Quem passar pela casa de Gentil Postai vai perceber que ele tem algumas paixões: cavalos, chimarrão e a Itália. No escritório da residência, é possível ver imagens dos animais, cuias de chimarrão e itens que fazem referência à Itália. E não por acaso, afinal ele possui cidadania italiana e abriu as portas para a reportagem de A Gazeta conhecer mais sobre a sua relação com o país europeu e a imigração italiana no Brasil, que completa 150 anos.
De acordo com ele, para ter a cidadania italiana é necessário ser descendente de imigrantes. “Segundo a legislação italiana, entende-se como imigrante italiano aquele cuja passagem para vir ao Brasil foi paga pelo país da Itália, e não aquele que veio por conta própria”, explica, acrescentando que deve haver o registro no “livro grosso”.
Os bisavós de Postai vieram como imigrantes para o Brasil em 1875 e pararam no porto de Santos, depois de 30 dias de viagem, fora o embarque e desembarque. Decidiram vir para a América com a promessa de terras em abundância, ferramentas, sementes e cestas básicas para erguerem uma vida aqui. Na realidade, não foi bem assim. Ninguém os orientava e, quando foram fazer o câmbio do dinheiro italiano para o brasileiro, acabaram levando um golpe e ficando sem nada.
Depois disso, seguiram para o interior de São Paulo, trabalhar em uma fazenda de café. O salário não era muito, mas havia casa e comida, e, no momento, era o que bastava.
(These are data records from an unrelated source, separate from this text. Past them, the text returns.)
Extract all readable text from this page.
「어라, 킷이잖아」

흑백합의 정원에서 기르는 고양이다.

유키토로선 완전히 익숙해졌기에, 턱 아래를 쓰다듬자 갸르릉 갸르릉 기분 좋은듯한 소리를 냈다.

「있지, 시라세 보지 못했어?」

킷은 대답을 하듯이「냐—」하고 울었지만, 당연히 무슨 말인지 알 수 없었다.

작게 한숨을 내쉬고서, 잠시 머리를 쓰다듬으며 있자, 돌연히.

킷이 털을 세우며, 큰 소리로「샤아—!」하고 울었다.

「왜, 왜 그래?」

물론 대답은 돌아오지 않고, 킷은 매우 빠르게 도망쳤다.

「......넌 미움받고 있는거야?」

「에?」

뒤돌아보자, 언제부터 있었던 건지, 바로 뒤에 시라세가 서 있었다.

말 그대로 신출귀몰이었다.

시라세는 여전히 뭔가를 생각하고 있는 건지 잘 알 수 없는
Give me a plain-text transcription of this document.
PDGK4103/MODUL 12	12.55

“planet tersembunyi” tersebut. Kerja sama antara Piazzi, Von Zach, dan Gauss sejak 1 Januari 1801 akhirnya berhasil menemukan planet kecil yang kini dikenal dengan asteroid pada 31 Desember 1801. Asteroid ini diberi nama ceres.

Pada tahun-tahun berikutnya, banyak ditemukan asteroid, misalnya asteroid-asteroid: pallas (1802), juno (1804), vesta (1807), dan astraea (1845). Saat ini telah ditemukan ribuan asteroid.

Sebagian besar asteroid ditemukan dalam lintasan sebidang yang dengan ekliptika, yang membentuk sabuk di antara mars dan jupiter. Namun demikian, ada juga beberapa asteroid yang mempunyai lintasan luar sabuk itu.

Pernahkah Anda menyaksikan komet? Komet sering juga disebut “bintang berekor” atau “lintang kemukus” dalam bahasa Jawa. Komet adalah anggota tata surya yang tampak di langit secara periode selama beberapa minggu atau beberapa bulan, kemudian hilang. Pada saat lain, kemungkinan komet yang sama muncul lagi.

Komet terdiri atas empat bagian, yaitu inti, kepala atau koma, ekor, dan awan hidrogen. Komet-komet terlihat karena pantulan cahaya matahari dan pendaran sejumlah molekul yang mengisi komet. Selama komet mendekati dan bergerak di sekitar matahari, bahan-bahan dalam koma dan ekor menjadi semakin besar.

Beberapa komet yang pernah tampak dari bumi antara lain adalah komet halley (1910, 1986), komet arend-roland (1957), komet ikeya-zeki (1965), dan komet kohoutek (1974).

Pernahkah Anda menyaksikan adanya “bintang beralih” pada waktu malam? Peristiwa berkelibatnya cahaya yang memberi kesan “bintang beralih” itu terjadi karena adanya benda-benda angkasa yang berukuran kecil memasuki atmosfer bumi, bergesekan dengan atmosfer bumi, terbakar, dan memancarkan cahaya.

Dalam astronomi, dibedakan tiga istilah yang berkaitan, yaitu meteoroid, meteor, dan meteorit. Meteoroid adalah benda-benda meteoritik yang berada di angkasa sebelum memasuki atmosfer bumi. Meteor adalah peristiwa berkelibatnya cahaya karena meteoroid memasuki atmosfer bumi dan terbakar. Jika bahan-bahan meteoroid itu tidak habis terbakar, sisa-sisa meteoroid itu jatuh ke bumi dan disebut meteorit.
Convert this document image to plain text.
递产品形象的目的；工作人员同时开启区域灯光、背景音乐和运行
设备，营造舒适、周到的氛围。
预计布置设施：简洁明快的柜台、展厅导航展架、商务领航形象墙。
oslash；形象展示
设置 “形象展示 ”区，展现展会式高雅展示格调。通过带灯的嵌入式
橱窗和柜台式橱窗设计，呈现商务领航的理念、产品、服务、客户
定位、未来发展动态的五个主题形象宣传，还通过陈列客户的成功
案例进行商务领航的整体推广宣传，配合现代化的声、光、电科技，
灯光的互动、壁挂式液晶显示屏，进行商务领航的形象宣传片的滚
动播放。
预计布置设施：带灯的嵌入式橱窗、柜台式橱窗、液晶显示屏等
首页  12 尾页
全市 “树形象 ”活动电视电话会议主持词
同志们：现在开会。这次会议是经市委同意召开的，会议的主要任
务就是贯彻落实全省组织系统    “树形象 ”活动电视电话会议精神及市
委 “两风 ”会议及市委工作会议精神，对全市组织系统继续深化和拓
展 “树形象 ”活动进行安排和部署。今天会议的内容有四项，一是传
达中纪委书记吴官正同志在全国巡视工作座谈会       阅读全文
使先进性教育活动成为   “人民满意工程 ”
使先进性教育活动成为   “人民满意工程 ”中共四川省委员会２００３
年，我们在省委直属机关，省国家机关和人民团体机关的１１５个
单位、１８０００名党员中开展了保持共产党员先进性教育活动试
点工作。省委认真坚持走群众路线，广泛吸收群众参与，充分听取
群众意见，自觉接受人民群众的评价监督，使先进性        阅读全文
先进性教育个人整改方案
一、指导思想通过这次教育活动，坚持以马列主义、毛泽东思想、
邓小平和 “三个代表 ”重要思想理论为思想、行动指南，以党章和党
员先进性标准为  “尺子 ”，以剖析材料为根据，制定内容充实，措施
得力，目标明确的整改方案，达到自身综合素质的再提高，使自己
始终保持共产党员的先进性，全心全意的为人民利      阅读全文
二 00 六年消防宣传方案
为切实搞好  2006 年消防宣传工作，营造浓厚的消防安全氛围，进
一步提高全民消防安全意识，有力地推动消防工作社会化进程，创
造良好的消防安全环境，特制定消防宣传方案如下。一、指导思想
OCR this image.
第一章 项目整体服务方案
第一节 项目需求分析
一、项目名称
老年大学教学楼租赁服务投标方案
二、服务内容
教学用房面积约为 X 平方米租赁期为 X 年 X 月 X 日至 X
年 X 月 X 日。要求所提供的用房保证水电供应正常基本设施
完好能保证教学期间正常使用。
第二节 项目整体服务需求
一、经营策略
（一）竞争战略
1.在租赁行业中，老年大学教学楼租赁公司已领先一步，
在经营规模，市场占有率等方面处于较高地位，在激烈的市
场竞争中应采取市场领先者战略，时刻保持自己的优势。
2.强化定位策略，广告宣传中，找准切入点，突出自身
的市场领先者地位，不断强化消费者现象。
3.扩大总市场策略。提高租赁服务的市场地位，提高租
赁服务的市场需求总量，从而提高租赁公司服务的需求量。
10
Por lá, trabalharam durante dois anos, em 14 pessoas, para conseguir dinheiro e comprar duas juntas e um carro de boi. Após isso, vieram para Santa Catarina, que seria o destino desde o início. Gentil também relembrou as dificuldades enfrentadas pelos imigrantes italianos durante a Segunda Guerra Mundial, especialmente após a imposição de leis pelo governo Getúlio Vargas sobre o uso de idiomas estrangeiros.
Postai contou que seu avô foi vítima de abusos por não falar português. A mãe, na época com 14 anos, foi com o avô fazer compras, pois sabia falar minimamente o português. “Numa dessas vezes em que minha mãe foi dirigindo a carroça, de repente parou um jipe e perguntaram se ele sabia falar a língua oficial do Brasil”, relata.
Como não sabia falar, pediram para ele descer da carroça. “Um soldado em cada braço e um no pescoço. Pegaram a garrafinha de óleo de rícino, e a minha mãe chorando dizia: ‘Não faça isso com o meu pai’”, cita, dizendo ainda que o avô quase morreu.
Deveres e direitos
Gentil possui alguns deveres na Itália. Na semana em que A Gazeta esteve lá, Postai estava realizando a votação dos cinco Referendum italianos. Ele tem o direito de voto desde que fez a cidadania, há 12 anos. “A Itália não é a minha dupla cidadania. É a minha outra pátria, não é a segunda. Eu, estando aqui, a minha primeira pátria é a brasileira, e a Itália é a segunda. Mas, estando na Itália, a minha segunda pátria é a brasileira. É onde moro que vale. Os direitos que tenho lá na Itália são lá da Itália. Os direitos que estão aqui, estão aqui”, citou.
Os seus votos dizem respeito ao contrato de trabalho, direitos de quem está no exterior, renovações de contratos, normas de trabalho e cidadania. Esses votos, em papéis, são colocados em um envelope e entregues nos Correios.
Cultura italiana em São Bento
Apesar de ser mais vista a cultura alemã na cidade, Gentil acredita que a italiana é bem representada também. Nos últimos anos, ele se dedicou à preservação da cultura italiana em São Bento do Sul. Também estudou e foi atrás da história de seu povo. Ele já teve a oportunidade de estar na Itália algumas vezes e conheceu o consulado. É habilitado a lecionar língua italiana nos países que fazem parte da União Europeia, pois, através do consulado, estudou a língua em uma universidade italiana.
Além de ter ensinado o idioma para muitos alunos, foi um dos fundadores do Círculo Trentino da cidade e apresentou, por mais de uma década, um programa de rádio voltado à divulgação da música e cultura italianas. “Eu tenho aqui 400 CDs que comprava para tirar uma música, porque a rádio não tinha”, expõe.
Além da língua, valoriza a culinária como parte essencial da identidade cultural. Ele relembra receitas tradicionais trazidas pelos imigrantes italianos. Segundo Postai, essa transmissão de saberes, tanto linguísticos quanto culinários, é o que mantém viva a herança das comunidades de origem europeia no sul do Brasil.